Ola–Koyi, S. Joseph Bankola
Department of Performing
Arts
Olabisi Onabanjo
University Ago Iwoye
Email: sundayolakoyi@yahoo.com
Abstract
It is on record that
theatre arts had survived over the ages due to its capacity to reinvent by
embracing, new tool and languages, new style and form. It is a fact that when a discipline reinvent
its techniques of impartation and training in line with modern demands, the
standard of performances is enhanced and the quality of the practitioner is
tremendously improved.
Over the years, Nigerian
theatrical performances had gone through many stages (i.e. ritual,
court/church, traditional travelling theatre, professional travelling theatre,
academic drama, radio drama, television drama, celluloid film, and video film),
reinventing itself in order to keep up with the requirement of each era.
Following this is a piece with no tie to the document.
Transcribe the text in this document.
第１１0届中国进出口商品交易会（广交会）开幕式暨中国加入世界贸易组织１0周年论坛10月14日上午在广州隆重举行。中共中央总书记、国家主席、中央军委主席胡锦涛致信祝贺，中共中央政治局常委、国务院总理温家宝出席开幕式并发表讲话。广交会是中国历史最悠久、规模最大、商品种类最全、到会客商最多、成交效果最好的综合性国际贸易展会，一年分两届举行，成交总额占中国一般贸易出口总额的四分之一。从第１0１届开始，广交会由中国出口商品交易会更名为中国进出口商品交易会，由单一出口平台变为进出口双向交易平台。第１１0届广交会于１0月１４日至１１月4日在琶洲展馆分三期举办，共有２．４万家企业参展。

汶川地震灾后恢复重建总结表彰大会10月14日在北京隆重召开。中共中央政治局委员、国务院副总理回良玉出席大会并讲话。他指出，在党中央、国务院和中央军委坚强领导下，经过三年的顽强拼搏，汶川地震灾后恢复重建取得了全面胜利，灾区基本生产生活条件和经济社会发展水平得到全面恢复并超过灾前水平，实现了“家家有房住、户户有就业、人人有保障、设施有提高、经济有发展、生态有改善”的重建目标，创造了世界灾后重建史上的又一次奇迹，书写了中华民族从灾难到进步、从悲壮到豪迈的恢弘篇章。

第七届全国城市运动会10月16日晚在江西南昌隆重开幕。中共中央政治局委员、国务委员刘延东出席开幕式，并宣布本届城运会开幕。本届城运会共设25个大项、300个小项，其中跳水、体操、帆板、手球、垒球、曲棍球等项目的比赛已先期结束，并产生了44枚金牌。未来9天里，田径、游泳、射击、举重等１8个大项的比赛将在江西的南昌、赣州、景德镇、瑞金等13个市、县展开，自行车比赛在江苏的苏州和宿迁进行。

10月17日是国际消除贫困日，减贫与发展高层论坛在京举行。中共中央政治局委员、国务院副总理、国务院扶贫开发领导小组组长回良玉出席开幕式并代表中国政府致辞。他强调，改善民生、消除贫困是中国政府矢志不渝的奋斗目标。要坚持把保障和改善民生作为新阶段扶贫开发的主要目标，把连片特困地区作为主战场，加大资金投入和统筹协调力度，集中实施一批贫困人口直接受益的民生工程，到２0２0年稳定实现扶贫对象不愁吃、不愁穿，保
In reviewing the essence/spirit
of the 50 years of Theatre in the African academy through the University of
Ibadan experience, which our eminent and erudite Professor Olarinle Bamide is
an integral part of, one could not but to wonder why a film school has not
developed out of the old Ibadan school of drama. Or question why the central
mode of training the theatre artistes in academia stocked to the stage despite
the various innovations that had taken place over the years.
Using a post modernist
theory within an historical perspective and a participatory observation
approach, the paper explored the challenges and prospects of migrating from
stage to video screen in academic training cum practices and offers plausible
solutions to some of the identified problems.